2022-10-06T08:29+00:00 Last night I started looking into the “alibi”
algorithm within https://github.com/mosaicml/composer , which is a
plugin-based way to mutate the component of transformers that the
milets paper discusses. I’ve forked it to
https://github.com/xloem/composer , presently into a placeholder
branch named “wip”, and have started laying a little space to put
holographic representations in. I’m referring to the source of
for simple and normative ways to implement the core function. It's
quite easy to see the effort as one of simple boilerplate, with these
resources open next to each other.
This morning part of my mind is badly misbehaving, and that’s scary
for me.  I think some of me is terrified about use of machine learning
for oppression. But I think part of me still sees this is very useful.
I have two appointments today that are physically difficult for me to
prepare for.
09:28 I’ve put hrr utility functions into the gpt2 attention
replacement file and changed its attn matmul to be a call to hrr
binding (about 1/3rd of the mutations needed) and pushed to git. I’m
unsure whether to use 2d or 1d calls, but 2d seems a little more
logical, although the paper sums along the sequence dimension so
likely only 1d is needed.
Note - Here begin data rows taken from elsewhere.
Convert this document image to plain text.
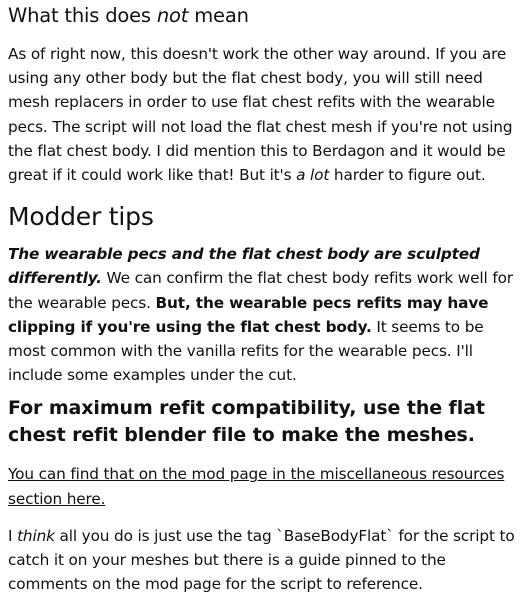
What this does not mean

As of right now, this doesn't work the other way around. If you are using any other body but the flat chest body, you will still need mesh replacers in order to use flat chest refits with the wearable pecs. The script will not load the flat chest mesh if you're not using the flat chest body. I did mention this to Berdagon and it would be great if it could work like that! But it's a lot harder to figure out.

Modder tips

The wearable pecs and the flat chest body are sculpted differently. We can confirm the flat chest body refits work well for the wearable pecs. But, the wearable pecs refits may have clipping if you're using the flat chest body. It seems to be most common with the vanilla refits for the wearable pecs. I'll include some examples under the cut.

For maximum refit compatibility, use the flat chest refit blender file to make the meshes.

You can find that on the mod page in the miscellaneous resources section here.

I think all you do is just use the tag `BaseBodyFlat` for the script to catch it on your meshes but there is a guide pinned to the comments on the mod page for the script to reference.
I’m also unsure yet how I will test my
implementation: part of the reason for factoring the hrr calls out.
Next step is to learn how gpt tracks the attention mask so as to make
it work for hrr.
0942 I’ve realised to use 1d binding rather than 2d so that token
masks apply correctly. The distraction of this brief incorrectness is
confusing me enough somehow that I’m taking a break to stabilise some.
1204 I’ve started into the second half where the attention output is
produced, and pushed to git. I’m handling a lot of spasmodic thinking,
very hard to stabilise small concepts around the code in my working
memory.  I’m thinking I’ll step away to prepare for my day some.